New investment was also provided through the Carbon Abatement Technology Strategy, which would see carbon emissions captured and stored, rather than actually trying to reduce the production of the emissions in the first place (see related story). The technology will be focused on coal burning plants, mostly in recognition of the fact that as oil and gas prices rise, coal has become a far cheaper alternative.
At the G8 summit, George W Bush played a convincing role as the global village's prime idiot, quashing Blair's hope of consensus on climate change (see related story) and leading many to pin hopes on the EU leadership (see related story).
Campaigns to make poverty history were also drowned out by a combination of rock star egos and political stalling, while Aubrey Meyer of the Global Commons Institute, pointed out that by adopting a system of contraction and convergence (C&C) both poverty and emissions reduction goals could be reached simultaneously (see related story).
As the year progressed, Mr Blair's supposed leadership on climate change and renewables seemed ever more shaky as he seemed to become less convinced of the need for targets to cut emissions (see related story) and ever more convinced of the need for nuclear power to meet the needs of the future (see related story).

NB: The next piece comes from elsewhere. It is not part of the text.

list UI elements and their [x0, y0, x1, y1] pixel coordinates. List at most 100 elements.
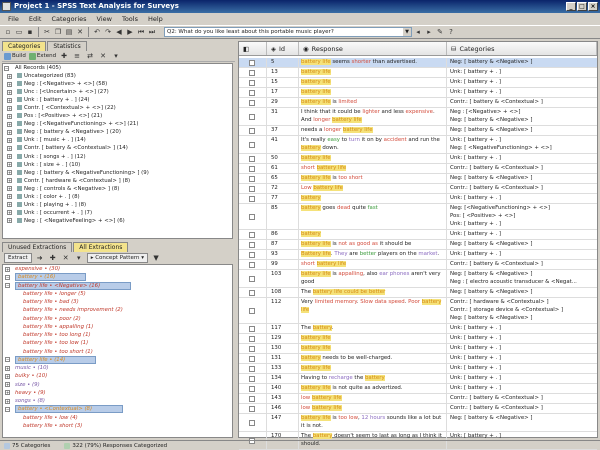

This was further compounded when his chief scientific advisor Sir David King gave his backing to a new generation of nuclear power stations saying they were now far less polluting and much cheaper to build (see related story).
After these hints, it came as little surprise that the main focus of the UK energy review, announced in late November, was whether or not to build new nuclear power stations (see related story). The results will be announced in July 2006.
The year ended with a relatively modest victory over the nay-sayers, with agreement reached at the Montreal summit on climate change (see related story) and all nations calling America's bluff over its childish attempts to walk out of negotiations (see related story).
The victory is still modest, however, and still failed to come up with any post-Kyoto solution. Despite only being fully ratified in 2005, the agreement runs out in 2012 and no new system or targets have been agreed.
However, the talks do offer a glimmer of hope to the developing world through the start of the Clean Development Mechanism. This allows wealthy countries to invest in renewable energy projects in nations who are not Kyoto signatories and claim carbon credits back home.
The system has become tangled in red tape and ineffectual, but negotiators at Montreal have streamlined the CDM and given assurances that it will continue beyond 2012 when the first phase of Kyoto comes to a close.
Nations have been urged to dramatically increase their funding to improve the administration of the scheme which, if running smoothly, could be expected to invest US$100 billion in projects around the world from plans for hydro in Honduras and Chinese wind turbines to innovative biomass plants in Brazil and India making use of agricultural waste - sugar cane mash and rice husks.
Although not a total solution to any of the problems posed by climate change, the acknowledgement by a majority of the world's governments that climate change exists, and that a framework also exists to help deal with this, means that 2006 could be the year that some definite, concerted action takes place around the world.